Anya and Lucy did enjoy Saturday, but Anya seems to have spent half the time snogging, and Lucy said she got a surprise when she met Adrian’s mother who was wearing a long dress. Went down to town with Martha and Lucy after lunch. In Boots we saw those new Nine Flags shaving lotions. The idea’s good but we didn’t take to the smells: the Brazil one is just cloves.
Went to the Debate on racialism. The motion, ‘This House believes that Coloured People get the Treatment they Deserve’, was lost by 30 to nought!
One day in the future, everybody’s going to be coffee-coloured. How long it will take I don’t know, but I don’t think it’s that far away. Once there’s a relatively large group of coffee-coloured people it’ll spread quickly because they’ll marry white and black people equally. It’s so difficult to explain but because coffee-coloured people are half black and half white, they’ll be indifferent to what colour the person is they marry.
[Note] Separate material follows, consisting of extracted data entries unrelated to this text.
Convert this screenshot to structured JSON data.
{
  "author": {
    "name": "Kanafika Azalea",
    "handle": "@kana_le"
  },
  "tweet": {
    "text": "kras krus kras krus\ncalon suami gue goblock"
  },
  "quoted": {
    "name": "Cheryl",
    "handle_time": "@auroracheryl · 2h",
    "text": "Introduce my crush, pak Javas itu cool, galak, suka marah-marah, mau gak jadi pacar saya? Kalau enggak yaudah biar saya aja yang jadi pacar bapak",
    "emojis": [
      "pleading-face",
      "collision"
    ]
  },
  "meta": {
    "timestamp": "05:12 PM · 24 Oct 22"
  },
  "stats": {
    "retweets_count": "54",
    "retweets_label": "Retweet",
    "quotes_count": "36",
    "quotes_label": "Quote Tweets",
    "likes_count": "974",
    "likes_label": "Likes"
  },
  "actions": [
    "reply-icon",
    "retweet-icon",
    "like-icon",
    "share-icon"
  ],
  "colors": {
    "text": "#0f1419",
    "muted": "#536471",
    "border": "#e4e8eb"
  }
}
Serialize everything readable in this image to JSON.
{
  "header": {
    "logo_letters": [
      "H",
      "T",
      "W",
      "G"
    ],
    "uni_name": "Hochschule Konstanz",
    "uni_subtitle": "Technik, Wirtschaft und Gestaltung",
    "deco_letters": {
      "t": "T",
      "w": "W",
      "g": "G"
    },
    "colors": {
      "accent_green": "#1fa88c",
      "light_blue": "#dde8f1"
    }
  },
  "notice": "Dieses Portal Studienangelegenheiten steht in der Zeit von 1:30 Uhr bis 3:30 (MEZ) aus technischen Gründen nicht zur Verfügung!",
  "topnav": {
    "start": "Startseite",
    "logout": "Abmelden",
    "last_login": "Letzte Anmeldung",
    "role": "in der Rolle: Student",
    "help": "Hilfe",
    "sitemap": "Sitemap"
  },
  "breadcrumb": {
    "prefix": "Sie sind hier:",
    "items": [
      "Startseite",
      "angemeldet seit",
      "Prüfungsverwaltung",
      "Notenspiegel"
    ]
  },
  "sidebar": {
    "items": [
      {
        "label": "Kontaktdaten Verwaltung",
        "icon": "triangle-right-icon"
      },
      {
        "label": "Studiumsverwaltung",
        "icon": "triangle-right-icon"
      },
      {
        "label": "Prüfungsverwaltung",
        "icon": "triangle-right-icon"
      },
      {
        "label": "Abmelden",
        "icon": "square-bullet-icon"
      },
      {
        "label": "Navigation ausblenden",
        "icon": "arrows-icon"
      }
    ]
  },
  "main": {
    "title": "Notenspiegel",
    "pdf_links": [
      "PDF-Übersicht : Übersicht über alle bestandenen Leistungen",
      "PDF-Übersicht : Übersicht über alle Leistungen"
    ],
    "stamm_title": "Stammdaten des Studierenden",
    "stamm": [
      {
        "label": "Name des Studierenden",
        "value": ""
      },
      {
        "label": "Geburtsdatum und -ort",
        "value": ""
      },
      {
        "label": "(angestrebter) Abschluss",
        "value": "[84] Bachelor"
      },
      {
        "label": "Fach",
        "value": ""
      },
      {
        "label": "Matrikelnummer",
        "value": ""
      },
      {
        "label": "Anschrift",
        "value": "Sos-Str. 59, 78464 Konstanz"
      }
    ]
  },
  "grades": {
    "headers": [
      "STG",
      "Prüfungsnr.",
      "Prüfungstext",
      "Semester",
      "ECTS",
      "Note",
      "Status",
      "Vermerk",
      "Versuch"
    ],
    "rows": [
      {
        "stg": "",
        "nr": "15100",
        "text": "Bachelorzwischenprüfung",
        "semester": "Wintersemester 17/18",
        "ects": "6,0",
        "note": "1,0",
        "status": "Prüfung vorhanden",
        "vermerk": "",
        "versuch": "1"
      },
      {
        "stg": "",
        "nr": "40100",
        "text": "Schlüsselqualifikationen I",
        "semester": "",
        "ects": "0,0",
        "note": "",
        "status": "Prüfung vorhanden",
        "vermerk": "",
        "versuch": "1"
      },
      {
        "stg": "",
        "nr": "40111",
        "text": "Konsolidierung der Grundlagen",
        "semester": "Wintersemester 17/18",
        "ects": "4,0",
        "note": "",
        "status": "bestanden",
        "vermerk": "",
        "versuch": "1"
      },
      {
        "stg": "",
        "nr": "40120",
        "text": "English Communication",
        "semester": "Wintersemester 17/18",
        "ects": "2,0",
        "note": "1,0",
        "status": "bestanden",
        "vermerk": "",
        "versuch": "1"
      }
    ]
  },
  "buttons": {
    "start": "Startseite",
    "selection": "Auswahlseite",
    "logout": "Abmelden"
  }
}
At home I listened to a lecture on the Third Programme, which Miss Gatley told us to listen to if we could. It was about the detachment of scientists and how they are avoiding responsibility. I didn’t really fathom much of it but I think what he was getting at was that the scientists think they’re more or less gods, while it's the artists who are the real gods, as they are “the makers”.
Saw Twiggy and Justin de Villeneuve on ‘24 Hours’. She looked so ugly – dressed 1930s-ish. She’s quite sweet but her horrible accent spoils her and she keeps on going, “you know”.